Статья эта очень доброжелательна. Тоидзе вступается за художника, защищая его от неназываемых противников, считавших, что такая выставка оскорбляет искусство. В живописи Пиросманашвили он отыскивает массу достоинств: «Тип грузина в платье с обшлагами прекрасен своей цельностью и удивительно сочетается с фоном»; «Такого же характера другая его замечательная картина»; «Не только жанрист, но и талантливый пейзажист»; «О, какой покой, какая великолепная, трогающая сердце нежность-утонченность в этой примитивной картине!» В произведениях Пиросманашвили ему дорога народная основа, и эту основу он считает самым ценным: «Пока народ еще сохранил в одной-двух сильных личностях своеобразный стиль, характер, своеобразные формы творчества, нужно черпать из этого источника. В этом наша сила…»

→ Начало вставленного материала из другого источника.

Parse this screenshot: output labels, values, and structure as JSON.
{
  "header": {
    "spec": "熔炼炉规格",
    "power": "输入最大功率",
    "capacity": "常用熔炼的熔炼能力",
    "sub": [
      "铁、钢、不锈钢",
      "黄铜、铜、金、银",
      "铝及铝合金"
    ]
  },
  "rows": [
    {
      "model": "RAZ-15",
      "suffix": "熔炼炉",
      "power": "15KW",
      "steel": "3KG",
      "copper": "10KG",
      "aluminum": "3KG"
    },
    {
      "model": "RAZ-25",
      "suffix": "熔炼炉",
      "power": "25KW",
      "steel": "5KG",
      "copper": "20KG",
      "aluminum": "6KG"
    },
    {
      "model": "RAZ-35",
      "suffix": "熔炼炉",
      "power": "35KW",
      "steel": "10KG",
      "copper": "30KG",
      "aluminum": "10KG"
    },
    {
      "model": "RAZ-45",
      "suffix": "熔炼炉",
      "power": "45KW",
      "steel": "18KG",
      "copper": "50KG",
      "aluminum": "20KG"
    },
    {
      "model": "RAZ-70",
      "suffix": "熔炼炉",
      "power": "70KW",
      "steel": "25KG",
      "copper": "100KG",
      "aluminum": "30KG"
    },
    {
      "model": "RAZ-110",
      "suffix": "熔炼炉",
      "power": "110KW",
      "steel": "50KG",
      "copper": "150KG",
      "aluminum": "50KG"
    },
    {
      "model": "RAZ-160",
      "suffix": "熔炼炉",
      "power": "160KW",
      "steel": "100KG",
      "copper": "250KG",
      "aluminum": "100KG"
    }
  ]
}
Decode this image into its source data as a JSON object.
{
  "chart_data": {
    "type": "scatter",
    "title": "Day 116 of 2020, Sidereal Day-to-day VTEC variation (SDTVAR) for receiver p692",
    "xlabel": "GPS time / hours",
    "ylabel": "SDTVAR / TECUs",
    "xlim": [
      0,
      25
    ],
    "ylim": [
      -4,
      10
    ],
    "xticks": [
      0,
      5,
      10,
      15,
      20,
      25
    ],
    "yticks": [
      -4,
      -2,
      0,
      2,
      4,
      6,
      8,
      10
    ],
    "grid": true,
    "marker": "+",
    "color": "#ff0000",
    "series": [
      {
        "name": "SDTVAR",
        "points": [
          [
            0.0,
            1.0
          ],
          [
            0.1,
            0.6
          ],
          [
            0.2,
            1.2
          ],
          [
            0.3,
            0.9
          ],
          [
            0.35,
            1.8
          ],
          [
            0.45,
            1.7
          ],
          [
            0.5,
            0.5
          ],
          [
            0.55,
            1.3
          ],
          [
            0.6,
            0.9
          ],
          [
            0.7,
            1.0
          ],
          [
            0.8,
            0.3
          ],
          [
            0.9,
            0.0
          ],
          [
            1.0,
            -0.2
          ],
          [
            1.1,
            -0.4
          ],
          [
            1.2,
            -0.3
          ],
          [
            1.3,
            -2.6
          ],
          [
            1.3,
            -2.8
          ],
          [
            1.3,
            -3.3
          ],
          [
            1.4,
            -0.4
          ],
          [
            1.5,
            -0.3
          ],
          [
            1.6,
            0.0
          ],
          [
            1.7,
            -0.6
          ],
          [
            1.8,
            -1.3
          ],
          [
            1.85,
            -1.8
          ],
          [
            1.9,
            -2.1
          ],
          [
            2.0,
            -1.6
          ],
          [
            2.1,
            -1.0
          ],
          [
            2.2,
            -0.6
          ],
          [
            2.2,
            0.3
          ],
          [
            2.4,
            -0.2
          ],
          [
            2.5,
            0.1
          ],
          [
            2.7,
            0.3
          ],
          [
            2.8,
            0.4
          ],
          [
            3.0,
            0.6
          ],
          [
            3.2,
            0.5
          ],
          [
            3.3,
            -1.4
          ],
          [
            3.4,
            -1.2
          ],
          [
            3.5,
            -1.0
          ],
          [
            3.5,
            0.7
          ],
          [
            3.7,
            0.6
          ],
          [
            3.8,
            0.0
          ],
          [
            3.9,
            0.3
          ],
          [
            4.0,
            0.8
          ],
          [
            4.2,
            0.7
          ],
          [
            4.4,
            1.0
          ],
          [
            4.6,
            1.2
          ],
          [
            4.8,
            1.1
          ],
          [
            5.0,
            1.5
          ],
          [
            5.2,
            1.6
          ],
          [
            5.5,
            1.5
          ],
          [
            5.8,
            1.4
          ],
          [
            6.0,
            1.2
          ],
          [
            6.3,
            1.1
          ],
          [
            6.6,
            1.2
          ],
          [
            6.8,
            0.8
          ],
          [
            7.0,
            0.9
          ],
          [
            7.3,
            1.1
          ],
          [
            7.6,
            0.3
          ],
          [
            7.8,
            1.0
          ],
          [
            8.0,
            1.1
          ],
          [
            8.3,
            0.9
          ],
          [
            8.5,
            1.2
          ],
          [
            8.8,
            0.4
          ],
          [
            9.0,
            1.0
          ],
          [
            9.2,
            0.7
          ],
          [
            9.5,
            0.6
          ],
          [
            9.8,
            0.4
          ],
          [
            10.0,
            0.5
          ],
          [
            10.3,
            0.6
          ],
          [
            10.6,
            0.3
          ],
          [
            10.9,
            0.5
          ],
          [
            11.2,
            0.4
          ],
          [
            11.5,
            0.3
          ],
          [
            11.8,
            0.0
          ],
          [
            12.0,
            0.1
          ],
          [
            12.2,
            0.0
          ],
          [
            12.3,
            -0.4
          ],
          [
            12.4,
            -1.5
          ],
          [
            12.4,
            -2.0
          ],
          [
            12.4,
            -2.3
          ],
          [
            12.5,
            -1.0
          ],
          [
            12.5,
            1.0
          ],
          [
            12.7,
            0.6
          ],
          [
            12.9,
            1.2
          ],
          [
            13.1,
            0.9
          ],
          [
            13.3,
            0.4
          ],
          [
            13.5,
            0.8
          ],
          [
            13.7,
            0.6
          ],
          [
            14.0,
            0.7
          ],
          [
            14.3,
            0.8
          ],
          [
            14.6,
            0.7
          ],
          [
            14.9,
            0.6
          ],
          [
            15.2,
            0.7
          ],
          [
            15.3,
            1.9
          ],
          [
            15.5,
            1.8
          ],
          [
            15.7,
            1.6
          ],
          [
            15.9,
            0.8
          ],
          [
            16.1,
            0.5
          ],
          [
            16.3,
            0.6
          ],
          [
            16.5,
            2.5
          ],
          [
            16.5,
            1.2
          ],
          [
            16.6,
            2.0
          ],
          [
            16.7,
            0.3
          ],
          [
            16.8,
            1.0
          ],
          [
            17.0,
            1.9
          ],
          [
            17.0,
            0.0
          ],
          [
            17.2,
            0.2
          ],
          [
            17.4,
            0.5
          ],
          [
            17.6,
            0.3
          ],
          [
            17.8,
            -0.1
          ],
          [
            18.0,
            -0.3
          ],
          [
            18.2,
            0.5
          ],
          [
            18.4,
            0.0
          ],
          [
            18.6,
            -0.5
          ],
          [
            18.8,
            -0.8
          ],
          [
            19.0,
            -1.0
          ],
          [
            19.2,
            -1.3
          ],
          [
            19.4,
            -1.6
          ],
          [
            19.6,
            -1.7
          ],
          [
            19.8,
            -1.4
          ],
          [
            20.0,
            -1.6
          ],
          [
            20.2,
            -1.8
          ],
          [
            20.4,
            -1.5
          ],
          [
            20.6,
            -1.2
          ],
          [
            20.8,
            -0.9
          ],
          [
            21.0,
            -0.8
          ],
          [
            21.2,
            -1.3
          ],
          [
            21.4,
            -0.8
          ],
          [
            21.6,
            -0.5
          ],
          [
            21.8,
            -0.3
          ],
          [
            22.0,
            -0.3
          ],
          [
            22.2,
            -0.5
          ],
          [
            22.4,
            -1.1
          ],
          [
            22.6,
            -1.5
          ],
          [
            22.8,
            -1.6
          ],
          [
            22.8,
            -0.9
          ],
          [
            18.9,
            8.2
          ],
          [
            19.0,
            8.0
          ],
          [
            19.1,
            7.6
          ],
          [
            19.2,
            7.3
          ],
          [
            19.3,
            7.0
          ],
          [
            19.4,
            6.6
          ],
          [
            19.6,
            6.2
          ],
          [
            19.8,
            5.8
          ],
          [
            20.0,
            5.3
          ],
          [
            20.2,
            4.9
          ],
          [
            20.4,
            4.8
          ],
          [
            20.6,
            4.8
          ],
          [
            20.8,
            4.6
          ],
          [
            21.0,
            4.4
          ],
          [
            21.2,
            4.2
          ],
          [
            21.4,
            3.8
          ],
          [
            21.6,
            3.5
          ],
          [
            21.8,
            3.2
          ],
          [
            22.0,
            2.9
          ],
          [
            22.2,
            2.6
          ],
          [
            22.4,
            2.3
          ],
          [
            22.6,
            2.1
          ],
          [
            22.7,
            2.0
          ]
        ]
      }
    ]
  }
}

Однако Мосе Тоидзе — и это очень существенно — не выделяет творчество Пиросманашвили из народного искусства в целом: «Нико Пиросманашвили не существует как художник-творец… он рисует, как ремесленник, увеличивает маленькие картины хладнокровно и без переживаний». Он не случайно несколько раз называет его примитивным и заключает статью словами: «Такое примитивное народное творчество имеет немалое значение для нашего национального самоопределения»
[145].
Вольно или невольно, но вспоминаются при этом те споры, которые в свое время вызывала поэзия Важа Пшавела. «Литературные враги поэта еще при жизни возводили на него поклеп, будто стихи, которые Важа Пшавела привозил в хурджине из Чаргали в Тбилиси, в большинстве своем были записаны в народе»
[146]. Даже критики, как будто высоко ставившие его творчество, отказывали ему в праве считаться «настоящим» поэтом: «Мы считаем Важа Пшавела только народным поэтом и не согласны с отзывом… который величает произведения Важа шедеврами… <…> Шедевр — высокое понятие, плод европейской действительности и не подходит для характеристики поэзии Важа… Наш народ во всем схож с поэзией Важа: он тоже младенец, живой и впечатлительный, но пока беспомощный, не доросший до подлинно человеческого творчества»
[147] — так писали об образованном человеке, знакомом с философией и мировой литературой, поэте, прозаике, публицисте — можно ли было ожидать, что безвестного духанного живописца оценят выше?